SALIMA-(MaraviPost)-Amid drug shortages in public health facilities, district councils are demanding 50% drug budget devolution increase from 10%.
Directors of health services in local councils, through Health Services Managers Network (HESNET) observes that health service delivery is being compromised in the councils with the current 10 percent devolution.
The demand comes as reports show that drug budget for the 2024/2025 fiscal year is already depleted in most councils.
During this week’s a high-level engagement with national actors on health service delivery and funding trends to local authorities in Salima, HESNET, one of the arms of Malawi Local Government Association (MALGA), decried the inadequacy of the 10 percent devolution.
Although HESNET acknowledged current devolution funding is helping to improve service delivery, more resources are needed.

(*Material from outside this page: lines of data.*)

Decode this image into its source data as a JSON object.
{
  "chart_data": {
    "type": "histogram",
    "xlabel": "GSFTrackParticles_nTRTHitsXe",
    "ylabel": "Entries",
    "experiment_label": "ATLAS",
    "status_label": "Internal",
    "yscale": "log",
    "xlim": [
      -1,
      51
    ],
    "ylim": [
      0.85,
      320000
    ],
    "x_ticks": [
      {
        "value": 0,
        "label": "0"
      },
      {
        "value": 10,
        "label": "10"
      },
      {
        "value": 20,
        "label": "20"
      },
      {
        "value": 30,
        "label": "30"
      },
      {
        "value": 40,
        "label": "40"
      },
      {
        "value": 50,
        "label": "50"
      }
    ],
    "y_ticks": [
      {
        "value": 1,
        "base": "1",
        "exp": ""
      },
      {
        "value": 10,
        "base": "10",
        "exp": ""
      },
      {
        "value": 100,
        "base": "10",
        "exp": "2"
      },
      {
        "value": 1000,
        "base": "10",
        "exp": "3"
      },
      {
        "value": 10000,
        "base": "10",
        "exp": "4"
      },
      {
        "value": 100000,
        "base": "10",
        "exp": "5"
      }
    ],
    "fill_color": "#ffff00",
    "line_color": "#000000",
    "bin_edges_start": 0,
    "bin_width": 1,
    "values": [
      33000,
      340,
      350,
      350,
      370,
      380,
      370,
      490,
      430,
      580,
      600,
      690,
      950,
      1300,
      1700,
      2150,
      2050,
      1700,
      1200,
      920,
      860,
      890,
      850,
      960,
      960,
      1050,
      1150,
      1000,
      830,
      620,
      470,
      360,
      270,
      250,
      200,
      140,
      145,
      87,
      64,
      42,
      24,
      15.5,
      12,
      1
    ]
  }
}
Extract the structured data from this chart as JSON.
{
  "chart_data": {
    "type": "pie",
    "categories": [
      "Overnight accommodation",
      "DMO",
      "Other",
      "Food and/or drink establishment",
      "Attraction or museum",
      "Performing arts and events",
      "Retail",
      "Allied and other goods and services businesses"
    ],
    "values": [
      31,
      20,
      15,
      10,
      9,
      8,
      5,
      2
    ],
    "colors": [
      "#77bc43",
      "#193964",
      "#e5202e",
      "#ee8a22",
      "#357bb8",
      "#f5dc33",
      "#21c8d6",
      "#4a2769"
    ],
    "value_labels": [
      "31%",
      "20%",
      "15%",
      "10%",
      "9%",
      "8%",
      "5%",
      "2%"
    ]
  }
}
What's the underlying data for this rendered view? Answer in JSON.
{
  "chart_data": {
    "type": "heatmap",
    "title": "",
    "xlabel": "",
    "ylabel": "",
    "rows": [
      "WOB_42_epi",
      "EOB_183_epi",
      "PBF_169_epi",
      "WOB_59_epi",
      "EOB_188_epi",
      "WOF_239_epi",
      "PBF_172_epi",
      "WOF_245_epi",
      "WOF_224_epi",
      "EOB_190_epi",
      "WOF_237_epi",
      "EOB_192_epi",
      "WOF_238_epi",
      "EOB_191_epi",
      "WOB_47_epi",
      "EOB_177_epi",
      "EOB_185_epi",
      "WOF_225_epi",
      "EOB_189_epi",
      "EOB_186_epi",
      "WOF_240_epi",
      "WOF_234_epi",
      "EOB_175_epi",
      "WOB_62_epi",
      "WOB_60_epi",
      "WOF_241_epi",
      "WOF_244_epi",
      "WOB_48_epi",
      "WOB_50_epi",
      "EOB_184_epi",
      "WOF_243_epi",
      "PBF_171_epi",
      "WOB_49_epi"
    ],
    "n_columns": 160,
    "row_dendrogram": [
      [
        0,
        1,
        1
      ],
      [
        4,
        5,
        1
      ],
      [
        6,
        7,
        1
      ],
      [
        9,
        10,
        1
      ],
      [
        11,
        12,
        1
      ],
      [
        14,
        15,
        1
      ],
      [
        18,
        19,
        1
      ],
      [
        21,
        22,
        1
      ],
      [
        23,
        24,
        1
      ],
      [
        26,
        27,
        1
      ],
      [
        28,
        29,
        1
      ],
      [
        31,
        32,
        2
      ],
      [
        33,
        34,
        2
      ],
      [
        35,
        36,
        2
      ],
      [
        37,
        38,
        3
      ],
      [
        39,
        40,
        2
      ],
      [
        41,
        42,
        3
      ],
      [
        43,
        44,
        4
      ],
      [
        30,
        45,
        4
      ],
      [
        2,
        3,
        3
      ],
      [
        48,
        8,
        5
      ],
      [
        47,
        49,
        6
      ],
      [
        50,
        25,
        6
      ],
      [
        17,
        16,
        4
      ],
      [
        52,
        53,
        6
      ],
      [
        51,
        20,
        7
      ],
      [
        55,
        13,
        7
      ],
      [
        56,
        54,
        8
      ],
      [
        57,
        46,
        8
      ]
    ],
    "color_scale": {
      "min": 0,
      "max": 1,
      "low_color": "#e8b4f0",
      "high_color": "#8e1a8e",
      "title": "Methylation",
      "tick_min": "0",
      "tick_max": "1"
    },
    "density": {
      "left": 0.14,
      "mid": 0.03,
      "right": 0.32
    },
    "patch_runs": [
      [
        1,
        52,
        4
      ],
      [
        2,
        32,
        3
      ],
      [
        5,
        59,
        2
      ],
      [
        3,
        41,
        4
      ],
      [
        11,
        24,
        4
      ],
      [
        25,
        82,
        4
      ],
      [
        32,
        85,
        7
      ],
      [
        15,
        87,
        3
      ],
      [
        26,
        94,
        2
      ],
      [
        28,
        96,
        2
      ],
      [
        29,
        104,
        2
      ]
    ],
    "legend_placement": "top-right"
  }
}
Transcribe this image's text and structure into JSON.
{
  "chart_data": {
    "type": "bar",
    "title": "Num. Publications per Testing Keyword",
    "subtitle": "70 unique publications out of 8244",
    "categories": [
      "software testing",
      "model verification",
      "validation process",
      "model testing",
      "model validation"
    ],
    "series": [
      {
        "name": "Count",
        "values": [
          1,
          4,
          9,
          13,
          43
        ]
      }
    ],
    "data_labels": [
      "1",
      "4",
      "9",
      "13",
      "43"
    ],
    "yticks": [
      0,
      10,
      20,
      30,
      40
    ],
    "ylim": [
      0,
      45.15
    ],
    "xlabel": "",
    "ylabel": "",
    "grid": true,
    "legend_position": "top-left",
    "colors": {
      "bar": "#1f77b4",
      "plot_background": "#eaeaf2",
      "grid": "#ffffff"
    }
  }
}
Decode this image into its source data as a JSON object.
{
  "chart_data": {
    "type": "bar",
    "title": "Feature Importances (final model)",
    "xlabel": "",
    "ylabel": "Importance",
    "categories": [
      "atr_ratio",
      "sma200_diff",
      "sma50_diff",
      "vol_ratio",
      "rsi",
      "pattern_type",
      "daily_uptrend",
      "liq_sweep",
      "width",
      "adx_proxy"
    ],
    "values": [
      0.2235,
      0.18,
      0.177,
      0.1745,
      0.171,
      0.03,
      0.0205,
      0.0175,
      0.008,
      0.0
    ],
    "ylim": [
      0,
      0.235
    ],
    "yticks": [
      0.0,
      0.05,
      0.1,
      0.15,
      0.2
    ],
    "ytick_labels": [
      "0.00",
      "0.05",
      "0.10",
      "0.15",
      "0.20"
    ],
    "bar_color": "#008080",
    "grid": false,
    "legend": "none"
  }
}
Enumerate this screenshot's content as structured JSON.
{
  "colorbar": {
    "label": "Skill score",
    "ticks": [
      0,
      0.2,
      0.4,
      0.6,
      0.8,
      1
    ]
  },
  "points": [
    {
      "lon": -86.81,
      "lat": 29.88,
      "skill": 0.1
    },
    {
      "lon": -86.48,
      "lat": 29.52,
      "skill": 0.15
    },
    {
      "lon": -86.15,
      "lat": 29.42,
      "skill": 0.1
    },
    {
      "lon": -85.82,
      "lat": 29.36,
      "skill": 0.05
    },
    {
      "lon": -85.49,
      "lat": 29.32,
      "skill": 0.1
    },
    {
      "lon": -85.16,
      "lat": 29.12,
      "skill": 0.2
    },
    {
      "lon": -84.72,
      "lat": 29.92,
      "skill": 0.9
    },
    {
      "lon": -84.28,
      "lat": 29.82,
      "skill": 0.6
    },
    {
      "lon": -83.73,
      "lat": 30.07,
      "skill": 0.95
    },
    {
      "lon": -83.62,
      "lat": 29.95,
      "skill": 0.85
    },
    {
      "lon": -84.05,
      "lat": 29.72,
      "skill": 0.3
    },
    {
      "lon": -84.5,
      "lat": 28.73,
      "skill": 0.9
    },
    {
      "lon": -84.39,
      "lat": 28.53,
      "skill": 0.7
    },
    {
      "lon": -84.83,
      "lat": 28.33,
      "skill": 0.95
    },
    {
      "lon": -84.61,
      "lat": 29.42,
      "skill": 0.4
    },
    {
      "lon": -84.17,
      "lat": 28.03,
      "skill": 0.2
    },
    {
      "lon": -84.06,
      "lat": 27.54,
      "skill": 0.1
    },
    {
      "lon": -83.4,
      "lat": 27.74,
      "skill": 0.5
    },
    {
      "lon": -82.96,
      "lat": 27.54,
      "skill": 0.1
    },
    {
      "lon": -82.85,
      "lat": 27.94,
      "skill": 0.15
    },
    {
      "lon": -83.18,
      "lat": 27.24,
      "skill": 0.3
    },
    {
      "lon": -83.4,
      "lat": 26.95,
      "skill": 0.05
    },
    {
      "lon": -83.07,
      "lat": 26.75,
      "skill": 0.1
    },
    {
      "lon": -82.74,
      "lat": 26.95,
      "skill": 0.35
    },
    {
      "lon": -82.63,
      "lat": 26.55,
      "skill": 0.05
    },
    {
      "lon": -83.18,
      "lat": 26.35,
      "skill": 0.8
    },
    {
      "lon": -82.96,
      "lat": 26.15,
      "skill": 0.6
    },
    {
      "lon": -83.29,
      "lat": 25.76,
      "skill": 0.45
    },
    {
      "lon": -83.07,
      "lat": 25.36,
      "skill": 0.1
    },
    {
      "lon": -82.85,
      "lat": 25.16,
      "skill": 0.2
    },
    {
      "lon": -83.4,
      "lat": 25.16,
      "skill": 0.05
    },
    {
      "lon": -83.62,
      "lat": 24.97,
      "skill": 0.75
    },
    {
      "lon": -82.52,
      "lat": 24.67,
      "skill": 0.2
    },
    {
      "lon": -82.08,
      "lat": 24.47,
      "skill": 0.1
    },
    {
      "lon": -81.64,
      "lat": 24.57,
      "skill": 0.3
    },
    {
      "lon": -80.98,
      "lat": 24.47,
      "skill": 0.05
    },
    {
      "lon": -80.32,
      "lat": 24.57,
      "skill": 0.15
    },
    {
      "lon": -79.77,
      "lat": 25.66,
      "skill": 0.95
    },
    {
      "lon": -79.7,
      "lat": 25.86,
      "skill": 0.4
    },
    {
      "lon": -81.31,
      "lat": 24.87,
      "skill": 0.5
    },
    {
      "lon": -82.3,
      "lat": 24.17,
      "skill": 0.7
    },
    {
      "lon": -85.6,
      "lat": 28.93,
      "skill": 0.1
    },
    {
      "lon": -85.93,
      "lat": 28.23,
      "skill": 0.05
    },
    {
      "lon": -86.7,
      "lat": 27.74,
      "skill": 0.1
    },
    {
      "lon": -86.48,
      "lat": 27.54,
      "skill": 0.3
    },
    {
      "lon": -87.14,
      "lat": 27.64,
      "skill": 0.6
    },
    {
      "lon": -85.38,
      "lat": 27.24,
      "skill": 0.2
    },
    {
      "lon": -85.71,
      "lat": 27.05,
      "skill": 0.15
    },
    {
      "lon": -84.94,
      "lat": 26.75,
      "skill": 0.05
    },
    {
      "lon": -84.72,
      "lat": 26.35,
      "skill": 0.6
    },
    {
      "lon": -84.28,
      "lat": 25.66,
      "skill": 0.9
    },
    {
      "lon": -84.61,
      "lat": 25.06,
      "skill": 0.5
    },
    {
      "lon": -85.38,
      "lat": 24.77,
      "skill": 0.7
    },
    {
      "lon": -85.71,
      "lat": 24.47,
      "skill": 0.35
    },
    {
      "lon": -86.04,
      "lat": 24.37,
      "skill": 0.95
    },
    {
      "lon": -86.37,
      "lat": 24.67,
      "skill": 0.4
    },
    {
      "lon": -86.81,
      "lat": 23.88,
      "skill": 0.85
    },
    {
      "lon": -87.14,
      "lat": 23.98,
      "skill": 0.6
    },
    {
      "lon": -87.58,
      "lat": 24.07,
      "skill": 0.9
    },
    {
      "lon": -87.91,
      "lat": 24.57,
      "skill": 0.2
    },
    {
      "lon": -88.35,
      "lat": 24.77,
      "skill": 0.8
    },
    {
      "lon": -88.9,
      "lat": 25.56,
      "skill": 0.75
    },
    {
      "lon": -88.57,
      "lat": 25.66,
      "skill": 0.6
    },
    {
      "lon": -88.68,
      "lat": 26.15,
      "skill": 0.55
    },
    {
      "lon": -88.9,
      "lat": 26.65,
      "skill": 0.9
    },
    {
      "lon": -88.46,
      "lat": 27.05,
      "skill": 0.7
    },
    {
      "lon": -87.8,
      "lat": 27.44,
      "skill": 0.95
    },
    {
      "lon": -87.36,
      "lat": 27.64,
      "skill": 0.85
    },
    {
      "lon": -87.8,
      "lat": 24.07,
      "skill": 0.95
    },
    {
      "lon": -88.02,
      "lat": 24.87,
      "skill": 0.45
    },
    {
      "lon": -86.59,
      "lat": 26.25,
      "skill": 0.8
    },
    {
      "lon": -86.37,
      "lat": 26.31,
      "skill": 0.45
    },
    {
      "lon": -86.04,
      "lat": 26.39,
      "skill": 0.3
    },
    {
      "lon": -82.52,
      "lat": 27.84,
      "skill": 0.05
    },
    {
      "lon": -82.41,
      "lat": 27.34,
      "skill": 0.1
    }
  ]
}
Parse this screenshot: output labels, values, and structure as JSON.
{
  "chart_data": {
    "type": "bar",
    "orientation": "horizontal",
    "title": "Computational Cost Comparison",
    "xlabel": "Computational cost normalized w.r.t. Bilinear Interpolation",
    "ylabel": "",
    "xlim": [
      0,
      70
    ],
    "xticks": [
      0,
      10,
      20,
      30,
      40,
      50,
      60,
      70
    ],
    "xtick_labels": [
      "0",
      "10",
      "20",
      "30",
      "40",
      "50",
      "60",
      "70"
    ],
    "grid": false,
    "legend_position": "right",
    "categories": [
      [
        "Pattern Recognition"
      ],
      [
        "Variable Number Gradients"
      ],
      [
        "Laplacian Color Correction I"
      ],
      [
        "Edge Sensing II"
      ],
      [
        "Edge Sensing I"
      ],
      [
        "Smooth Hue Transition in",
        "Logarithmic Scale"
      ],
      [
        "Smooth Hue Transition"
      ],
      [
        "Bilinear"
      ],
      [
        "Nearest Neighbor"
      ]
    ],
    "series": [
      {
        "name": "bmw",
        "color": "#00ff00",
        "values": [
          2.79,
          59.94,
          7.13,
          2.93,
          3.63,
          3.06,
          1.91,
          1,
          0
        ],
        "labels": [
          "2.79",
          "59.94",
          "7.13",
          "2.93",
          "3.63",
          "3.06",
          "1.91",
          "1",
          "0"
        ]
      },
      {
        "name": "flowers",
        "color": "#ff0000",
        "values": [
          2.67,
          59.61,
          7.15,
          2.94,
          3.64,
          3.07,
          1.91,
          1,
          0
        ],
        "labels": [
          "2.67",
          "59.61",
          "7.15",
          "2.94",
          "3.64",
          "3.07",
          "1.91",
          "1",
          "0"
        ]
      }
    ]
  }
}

MALGA Executive Director Hadrod Zeru Mkandawire told The Maravi Post in interview that 50 percent devolution of the drug budget increase is justifiable.
“There are so many gaps with the current 10 percent, including delays. Surely, these gaps are affecting health service delivery in local government authorities.
“The current devolution funding isn’t enough to meet councils’ health facilities demand hence the need for 50% increase,” appeals Mkandawire.
But health authorities are not comfortable with the drug budget increase.
Amon Nkhata, Ministry of Health’s Director of Health Sector and Intergovernmental Coordination argues that the current drug budget for councils is enough to meet the demand.
He said 50 percent devolution is not possible, citing capacity, management and accountability gaps in councils.
“Local authorities get the 10 percent for emergency purposes to be able to buy drugs from pre-qualified suppliers while 90 percent is supposed to be procured by CMST.
“The 10 percent is a mathematical model to make councils function in terms of emergencies, authorities and among others,” he explains.
Nkhata therefore stressed the need to strengthen Medical Stores Trust (CMST)’s 80 percent functional capacity as the biggest supplier of essential medicines.
“Will this huge money be safe? There must a cost analysis because even within the 10 percent there are grey areas requiring clarification.
“The other thing is strengthening CMST functional capacity by at least 80 percent to be able to offer services efficiently,” argues Nkhata.
But Mkandawire brushed aside government’s assertions on gaps in local authorities, stating there is no evidence of mismanagement of the drug budget.
“What is out there is a narrative that is just a speculation. We have not seen any element where the local authorities have been accused of mismanaging the drug budget.
“Of course, we cannot entirely rule out issues of mismanagement, but those I should believe they are insignificant”.
The High-level engagement between Health Services Managers’ Network (HESNET) leadership and key national actors and multistakeholder interface on local government financing trends which MALGA organised, an umbrella body of all local government authorities attracted chairpersons of health and local government committees of Parliament and members of the Local Government Service Commission, among others.